А Братишка, надо отдать ему должное, всегда за ней возвращался.

Нюрка радостно вскакивала ему навстречу, целовала, и они дружненько убегали. Под супружеский, так и хочется думать, кров.

В этих совместных с Нюркой визитах я еще и некоторую братишкину похвальбу прозревал: «Смотри, баба, как меня тут уважают».


…Странно двигалось для нас время в тот, начальный год Колькиной жизни.

Первые месяцы вспоминаются сейчас как тяжкий, занудный, жилы вытягивающий тягун. Конца краю, казалось, не видать этому ни на день не отпускающему, тупо изнуряющему, тягловому усилию.

Первые месяцы были — как по грудь в воде. Против течения.

Не помню уж почему, но мы постоянно твердили друг другу: «Погоди. Вот три месяца исполнится, полегче будет…»

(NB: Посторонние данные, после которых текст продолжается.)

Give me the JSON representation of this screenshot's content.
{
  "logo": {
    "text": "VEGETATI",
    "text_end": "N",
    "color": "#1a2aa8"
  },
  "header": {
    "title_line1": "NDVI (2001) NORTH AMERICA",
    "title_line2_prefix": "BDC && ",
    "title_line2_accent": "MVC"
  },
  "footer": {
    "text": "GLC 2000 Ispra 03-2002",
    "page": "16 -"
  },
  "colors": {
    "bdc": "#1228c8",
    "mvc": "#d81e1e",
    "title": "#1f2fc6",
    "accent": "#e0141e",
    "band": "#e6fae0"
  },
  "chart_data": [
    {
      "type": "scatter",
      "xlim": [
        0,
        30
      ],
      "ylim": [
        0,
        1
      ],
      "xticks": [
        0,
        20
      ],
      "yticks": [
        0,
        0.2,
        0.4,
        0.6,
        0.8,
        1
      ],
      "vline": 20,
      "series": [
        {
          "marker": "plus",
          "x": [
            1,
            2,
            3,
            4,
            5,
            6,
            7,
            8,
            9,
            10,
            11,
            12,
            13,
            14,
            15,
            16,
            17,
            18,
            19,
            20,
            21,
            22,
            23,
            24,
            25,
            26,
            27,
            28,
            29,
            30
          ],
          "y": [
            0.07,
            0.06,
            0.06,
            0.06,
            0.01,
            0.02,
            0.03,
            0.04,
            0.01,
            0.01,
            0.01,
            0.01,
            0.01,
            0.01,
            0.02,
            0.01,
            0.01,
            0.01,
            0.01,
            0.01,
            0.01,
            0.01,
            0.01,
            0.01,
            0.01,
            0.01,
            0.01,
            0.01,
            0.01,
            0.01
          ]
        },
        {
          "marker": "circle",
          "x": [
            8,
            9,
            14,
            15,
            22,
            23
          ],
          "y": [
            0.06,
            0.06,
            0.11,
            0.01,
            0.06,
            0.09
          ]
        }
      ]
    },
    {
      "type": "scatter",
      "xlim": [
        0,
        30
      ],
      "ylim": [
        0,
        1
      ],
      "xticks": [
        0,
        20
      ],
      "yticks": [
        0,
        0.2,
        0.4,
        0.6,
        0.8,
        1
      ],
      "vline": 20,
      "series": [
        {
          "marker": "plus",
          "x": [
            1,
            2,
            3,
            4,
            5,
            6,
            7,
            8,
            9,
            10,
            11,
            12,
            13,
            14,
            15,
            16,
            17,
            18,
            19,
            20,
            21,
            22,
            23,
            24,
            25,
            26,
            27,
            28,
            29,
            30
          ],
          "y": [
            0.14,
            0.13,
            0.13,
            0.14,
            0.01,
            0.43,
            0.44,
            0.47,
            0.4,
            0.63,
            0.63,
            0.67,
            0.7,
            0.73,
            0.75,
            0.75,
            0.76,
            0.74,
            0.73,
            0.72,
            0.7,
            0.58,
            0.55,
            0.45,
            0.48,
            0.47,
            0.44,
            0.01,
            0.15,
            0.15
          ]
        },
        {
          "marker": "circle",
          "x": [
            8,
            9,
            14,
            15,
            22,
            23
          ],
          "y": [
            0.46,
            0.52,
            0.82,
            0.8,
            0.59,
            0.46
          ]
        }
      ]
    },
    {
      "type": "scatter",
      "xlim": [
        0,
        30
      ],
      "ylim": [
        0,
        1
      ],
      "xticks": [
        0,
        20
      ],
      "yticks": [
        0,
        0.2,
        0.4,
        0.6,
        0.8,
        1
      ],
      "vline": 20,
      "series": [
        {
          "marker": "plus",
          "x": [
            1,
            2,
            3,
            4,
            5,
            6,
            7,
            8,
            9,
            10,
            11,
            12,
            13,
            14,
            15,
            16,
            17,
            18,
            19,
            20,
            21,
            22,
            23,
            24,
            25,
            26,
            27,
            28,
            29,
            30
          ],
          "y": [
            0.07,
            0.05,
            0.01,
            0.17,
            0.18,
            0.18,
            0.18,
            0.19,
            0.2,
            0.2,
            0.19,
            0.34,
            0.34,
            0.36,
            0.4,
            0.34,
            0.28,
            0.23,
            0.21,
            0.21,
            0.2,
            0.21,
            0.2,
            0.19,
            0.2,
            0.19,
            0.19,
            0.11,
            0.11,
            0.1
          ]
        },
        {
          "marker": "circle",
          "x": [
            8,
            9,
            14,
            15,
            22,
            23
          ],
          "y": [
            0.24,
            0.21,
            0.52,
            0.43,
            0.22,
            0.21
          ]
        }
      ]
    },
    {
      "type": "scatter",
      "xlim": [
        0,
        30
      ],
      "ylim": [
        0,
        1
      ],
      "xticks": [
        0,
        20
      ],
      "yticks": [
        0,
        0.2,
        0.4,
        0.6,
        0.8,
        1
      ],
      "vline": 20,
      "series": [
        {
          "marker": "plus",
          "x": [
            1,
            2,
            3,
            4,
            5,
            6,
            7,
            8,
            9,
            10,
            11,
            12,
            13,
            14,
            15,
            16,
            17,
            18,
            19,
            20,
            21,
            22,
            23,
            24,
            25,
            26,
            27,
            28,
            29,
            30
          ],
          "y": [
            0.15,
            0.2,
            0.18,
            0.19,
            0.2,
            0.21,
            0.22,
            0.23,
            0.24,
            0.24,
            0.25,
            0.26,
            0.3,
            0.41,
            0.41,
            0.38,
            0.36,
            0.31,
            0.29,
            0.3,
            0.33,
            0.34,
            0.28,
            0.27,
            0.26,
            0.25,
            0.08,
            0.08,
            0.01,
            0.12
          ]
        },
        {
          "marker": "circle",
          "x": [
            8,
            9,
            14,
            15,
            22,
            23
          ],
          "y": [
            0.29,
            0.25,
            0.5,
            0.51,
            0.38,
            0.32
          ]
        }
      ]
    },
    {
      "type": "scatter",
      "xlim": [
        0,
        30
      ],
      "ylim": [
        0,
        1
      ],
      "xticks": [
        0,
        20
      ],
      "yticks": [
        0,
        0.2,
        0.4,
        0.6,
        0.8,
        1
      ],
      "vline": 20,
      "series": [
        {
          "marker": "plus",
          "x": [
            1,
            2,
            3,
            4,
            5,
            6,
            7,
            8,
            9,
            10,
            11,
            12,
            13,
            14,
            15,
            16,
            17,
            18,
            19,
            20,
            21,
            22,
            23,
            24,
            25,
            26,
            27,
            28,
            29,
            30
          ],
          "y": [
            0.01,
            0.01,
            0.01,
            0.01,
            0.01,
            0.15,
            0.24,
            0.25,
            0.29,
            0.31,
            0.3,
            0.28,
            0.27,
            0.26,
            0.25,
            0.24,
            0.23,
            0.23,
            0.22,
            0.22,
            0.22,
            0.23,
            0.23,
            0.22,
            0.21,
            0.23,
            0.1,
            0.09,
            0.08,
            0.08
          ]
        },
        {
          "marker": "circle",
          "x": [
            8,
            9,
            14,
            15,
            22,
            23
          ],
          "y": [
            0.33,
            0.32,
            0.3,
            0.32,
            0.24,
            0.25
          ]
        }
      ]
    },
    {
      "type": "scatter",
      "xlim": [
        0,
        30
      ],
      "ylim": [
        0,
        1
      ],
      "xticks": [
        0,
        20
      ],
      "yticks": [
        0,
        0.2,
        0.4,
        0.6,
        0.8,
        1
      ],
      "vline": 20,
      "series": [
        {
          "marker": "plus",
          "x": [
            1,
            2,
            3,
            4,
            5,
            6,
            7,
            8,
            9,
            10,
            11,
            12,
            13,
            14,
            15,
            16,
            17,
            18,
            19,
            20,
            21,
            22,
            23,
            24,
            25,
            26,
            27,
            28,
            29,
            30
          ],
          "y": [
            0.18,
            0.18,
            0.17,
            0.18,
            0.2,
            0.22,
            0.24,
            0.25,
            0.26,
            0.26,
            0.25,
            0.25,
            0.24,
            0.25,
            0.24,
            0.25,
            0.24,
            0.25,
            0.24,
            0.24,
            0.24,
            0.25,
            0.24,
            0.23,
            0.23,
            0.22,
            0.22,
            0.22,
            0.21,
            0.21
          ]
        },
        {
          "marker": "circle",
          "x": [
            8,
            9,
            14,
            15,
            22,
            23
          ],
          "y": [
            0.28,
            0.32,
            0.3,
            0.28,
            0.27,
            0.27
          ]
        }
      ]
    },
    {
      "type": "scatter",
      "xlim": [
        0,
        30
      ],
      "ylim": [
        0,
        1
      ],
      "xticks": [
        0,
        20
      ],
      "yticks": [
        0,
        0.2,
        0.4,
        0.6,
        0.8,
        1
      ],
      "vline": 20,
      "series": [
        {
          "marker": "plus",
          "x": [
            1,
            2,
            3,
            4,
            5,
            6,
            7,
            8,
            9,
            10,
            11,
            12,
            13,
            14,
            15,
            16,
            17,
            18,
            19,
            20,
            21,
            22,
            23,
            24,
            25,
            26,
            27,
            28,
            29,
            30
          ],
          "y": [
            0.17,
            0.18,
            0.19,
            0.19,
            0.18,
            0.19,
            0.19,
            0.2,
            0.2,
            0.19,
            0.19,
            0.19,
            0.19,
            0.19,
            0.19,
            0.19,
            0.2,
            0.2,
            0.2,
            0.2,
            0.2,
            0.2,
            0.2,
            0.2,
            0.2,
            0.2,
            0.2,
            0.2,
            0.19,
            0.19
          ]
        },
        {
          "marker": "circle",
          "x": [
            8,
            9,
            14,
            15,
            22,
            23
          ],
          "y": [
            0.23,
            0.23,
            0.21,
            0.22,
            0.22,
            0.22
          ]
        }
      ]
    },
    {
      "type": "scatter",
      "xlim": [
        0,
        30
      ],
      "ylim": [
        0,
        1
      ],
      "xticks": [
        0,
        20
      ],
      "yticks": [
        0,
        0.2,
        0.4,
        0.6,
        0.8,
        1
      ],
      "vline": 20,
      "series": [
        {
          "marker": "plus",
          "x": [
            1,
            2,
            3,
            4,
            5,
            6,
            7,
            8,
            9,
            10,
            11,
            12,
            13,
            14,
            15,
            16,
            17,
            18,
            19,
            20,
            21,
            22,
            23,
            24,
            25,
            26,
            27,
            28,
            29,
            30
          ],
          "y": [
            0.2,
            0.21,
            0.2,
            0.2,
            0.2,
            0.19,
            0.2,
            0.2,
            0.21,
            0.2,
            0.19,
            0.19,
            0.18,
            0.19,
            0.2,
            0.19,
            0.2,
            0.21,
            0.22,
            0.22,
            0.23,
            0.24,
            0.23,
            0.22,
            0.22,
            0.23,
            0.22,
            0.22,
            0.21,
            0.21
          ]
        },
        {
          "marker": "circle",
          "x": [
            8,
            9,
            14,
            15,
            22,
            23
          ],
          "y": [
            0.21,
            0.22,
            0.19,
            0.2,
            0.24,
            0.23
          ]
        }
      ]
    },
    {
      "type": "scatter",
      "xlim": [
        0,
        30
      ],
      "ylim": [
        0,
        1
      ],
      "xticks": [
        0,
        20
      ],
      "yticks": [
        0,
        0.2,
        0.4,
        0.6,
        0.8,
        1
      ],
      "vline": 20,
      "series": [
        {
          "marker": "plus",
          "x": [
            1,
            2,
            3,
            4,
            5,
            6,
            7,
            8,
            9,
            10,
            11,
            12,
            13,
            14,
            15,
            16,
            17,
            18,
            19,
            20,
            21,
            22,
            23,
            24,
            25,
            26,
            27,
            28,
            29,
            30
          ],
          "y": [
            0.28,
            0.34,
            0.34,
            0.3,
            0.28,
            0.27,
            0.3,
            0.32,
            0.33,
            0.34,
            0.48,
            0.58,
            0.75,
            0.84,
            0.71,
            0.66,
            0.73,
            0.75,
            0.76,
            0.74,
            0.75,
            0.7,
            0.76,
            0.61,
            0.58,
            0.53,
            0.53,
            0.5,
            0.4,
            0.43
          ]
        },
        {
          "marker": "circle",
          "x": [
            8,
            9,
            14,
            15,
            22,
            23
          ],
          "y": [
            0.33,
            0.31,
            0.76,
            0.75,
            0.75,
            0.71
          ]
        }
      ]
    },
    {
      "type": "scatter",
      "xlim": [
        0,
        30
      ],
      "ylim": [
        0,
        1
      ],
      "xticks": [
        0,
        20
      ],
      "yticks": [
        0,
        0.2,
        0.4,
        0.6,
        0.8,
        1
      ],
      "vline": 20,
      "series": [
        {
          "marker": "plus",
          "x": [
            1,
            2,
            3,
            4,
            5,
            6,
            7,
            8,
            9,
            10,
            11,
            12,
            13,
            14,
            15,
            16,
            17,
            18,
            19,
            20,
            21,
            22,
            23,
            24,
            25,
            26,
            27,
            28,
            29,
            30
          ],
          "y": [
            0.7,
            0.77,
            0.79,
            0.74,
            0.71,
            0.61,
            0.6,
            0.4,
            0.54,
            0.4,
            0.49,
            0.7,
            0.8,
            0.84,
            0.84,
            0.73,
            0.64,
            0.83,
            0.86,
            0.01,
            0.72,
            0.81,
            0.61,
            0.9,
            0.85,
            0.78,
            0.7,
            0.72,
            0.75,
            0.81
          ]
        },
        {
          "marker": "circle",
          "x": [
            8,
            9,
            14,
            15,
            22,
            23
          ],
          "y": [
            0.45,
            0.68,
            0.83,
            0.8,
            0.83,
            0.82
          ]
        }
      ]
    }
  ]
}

То ли с трех месяцев каши можно будет не давать, то ли что-то еще, не менее замечательное ожидалось, не помню.

И, как ни странно, месяца через три и в самом деле — полегчало.

Вряд ли в кашах дело. Хотя, быть может, и в кашах. Я-то думаю, что за этот срок мы уже втянулись, притерлись к хомуту, попали в тот мерный монотонный ритм, который единственный и был нужен для нового уклада жизни.

И только тогда дружно и согласно заскрипели уключины, только тогда галера наша пошла, хоть и грузно, но уже заметно ходко.

А мы новое уже повторяли друг другу: «Погоди. Вот скоро полгода исполнится. Совсем взрослый будет, легче будет…» День полугодового юбилея грянул, а мы и не заметили, как дожили до него. Впрочем, шло ведь лето, и время бежало по-летнему, под уклон.

Ну, а затем обступили холода. Время опять пошло нога за ногу.

Зимние досады стали во множестве досаждать. Пеленки не сохли. Стирать жене приходилось на террасе, считай на улице. (Ужас был глядеть на ее голубеющие от стужи пальцы!) Баллонный газ уже при минус пяти гореть отказывался. Пришлось свистать всех наверх, перестраиваться, пристраиваться, прилаживаться: вставили вторые рамы на террасе, приспособили мощный армейский электрокамин для обогреву, обзавелись маленькой газовой плиткой, чтобы готовить в комнате…

И опять заскрипели уключины, и опять время пошло, хоть и гораздо более натужно.

В январе-феврале оно, как водится, и вовсе замерло. Живешь-живешь, упираешься, рвешь жилы, а оглянешься на календарь — всего-то навсего неделя прошла. По прошлому зимованию мы уже знали про этот фокус. Молча, стиснув зубы, претерпевали эту мертвую точку.

Ну, а потом — потихонечку, полегонечку — уже навстречу весне — время вновь зашагало поживее, все шире в шагу и веселее. В иные, особенно в солнечные недели чуть ли не бегом припускалось.


Однако не всякую же минуту мы сидели, весь слух свой и взоры оборотив к колыбельке? Конечно же, нет.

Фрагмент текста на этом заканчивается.